Did anyone get all worked up when TNG first aired because the galaxy class was huge?
Size... no.

When TNG came out I was most upset by the fact that the Enterprise D looked like the worst drawings of the original Enterprise from the old Goldkey comic books.
goldkey.jpg
Had those earlier careless drawings of the original Enterprise not existed (or had I not seen them), I might have had a different initial reaction to the Enterprise D when I first saw it.

But I did grow to like/love the Enterprise D in spite of that first impression. And part of the reason for that was that it quickly became apparent that the designers of it cared about making it consistent much like Jefferies had with the original Enterprise.

In the cases of both TOS and TNG, these were weekly shows fighting time and budget constraints, but were still surprisingly well thought out with the background stuff (though sometimes TNG got into too much technobabble... but shows like CSI prove that there is an audience for that type of thing).

By comparison, STXI had the time to spend on this without hurting anything, but dismissed that aspect altogether (and bragged about it).




When all is said and done, the makers of STXI didn't want the audience spending time on the science or technology of their movie. And with that understanding, I haven't... and don't while watching the film. The tech was done the way it was done on purpose (just like all the lens flares were done on purpose... not by accident), and I view the film (and enjoyed it) with that clearly in mind.
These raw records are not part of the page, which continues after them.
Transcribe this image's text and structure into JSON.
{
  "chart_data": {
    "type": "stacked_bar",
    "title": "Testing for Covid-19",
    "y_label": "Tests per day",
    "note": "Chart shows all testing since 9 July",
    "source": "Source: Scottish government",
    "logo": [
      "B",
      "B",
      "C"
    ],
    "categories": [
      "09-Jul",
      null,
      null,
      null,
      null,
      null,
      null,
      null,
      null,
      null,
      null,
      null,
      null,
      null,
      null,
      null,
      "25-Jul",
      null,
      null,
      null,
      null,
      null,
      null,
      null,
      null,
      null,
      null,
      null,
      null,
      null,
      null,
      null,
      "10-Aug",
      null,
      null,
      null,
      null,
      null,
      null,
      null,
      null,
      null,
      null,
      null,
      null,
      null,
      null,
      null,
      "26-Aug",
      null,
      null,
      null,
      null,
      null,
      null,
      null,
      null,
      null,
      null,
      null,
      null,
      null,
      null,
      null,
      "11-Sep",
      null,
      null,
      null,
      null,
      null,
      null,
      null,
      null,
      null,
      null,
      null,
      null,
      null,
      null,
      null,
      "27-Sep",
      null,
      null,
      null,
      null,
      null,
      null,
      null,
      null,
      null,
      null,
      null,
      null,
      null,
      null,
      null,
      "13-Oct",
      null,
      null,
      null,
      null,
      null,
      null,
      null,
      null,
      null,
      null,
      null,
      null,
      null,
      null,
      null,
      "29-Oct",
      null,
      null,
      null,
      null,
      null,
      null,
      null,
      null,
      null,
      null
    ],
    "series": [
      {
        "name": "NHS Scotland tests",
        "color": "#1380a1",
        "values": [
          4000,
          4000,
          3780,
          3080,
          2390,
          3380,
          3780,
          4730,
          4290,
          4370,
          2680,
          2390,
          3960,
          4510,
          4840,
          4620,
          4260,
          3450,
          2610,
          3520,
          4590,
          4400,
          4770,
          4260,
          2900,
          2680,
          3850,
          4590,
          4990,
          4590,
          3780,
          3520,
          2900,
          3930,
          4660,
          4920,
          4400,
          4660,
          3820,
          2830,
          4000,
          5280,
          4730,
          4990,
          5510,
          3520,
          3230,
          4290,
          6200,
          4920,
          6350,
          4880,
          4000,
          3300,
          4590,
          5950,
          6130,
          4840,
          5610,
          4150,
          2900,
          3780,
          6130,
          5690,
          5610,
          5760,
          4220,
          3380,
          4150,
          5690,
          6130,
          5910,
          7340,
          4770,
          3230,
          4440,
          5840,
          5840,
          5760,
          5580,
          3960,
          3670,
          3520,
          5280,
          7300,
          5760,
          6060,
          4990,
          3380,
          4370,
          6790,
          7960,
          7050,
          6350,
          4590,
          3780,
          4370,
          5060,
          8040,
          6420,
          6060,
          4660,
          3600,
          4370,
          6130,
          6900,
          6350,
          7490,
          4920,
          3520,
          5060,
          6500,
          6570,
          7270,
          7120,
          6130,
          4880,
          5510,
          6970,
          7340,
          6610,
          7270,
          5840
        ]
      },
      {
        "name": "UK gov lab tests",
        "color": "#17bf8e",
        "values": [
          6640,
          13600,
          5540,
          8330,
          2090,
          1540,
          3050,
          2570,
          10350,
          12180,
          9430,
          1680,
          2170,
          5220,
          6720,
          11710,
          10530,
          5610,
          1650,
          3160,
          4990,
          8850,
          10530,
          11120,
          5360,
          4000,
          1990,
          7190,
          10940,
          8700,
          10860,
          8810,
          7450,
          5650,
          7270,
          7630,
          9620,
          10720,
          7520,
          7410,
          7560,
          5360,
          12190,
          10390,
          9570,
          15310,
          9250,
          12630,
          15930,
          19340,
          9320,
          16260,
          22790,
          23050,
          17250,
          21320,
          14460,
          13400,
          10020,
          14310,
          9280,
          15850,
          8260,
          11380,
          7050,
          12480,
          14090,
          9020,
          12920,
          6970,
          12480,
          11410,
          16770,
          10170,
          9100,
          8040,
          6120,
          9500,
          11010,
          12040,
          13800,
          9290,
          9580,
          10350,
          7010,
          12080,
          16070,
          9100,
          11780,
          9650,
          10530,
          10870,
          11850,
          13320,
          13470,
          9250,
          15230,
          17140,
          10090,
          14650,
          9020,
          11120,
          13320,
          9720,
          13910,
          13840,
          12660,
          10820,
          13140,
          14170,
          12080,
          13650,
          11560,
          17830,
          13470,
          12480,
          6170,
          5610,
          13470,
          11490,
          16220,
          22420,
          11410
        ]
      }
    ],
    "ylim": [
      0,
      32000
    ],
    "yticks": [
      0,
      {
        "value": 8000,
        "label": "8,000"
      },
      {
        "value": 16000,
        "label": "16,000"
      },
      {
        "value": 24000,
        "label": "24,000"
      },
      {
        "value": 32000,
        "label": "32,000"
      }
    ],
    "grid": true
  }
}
I've found that it is best to watch STXI with the left brain turned off. :techman:
 
I'm rather fond of the one that shows a much larger modern VW Beetle next to a regular-sized old VW that made fun of John Eve's claim that the new ship was always supposed to be much larger rather than being scaled up. That being said, Bernd Scheider has an interesting article on the matter.

"Interesting" or "stupid"? He's saying to ignore 90% of the movie, all the interiors and pretend the ship's actually the size he wants it to be. What about the corridor network behind the bridge? Or is that a "mistake" that "doesn't count", like the brewery, bridge window and shuttlebay? I get that he's passionate about it, but it's so bias and skewed that it hurts the credibility of his site badly.
 
Why do people get overly stressed out about the JJPrise being big? Fair play, it's not the most beautiful if ships (I prefer the kelvin by a long way), and it's nacelles look like they were made to vibrate on 3 different settings and make ladies happy. Did anyone get all worked up when TNG first aired because the galaxy class was huge?

Really the ship represents the movie perfectly, comical-cartoonish, inconsistent, flamboyant ...and all around spectacle.

Frankly any other sensible design like the Kelvin in a Enterprise configuration would have given the film too much self respect.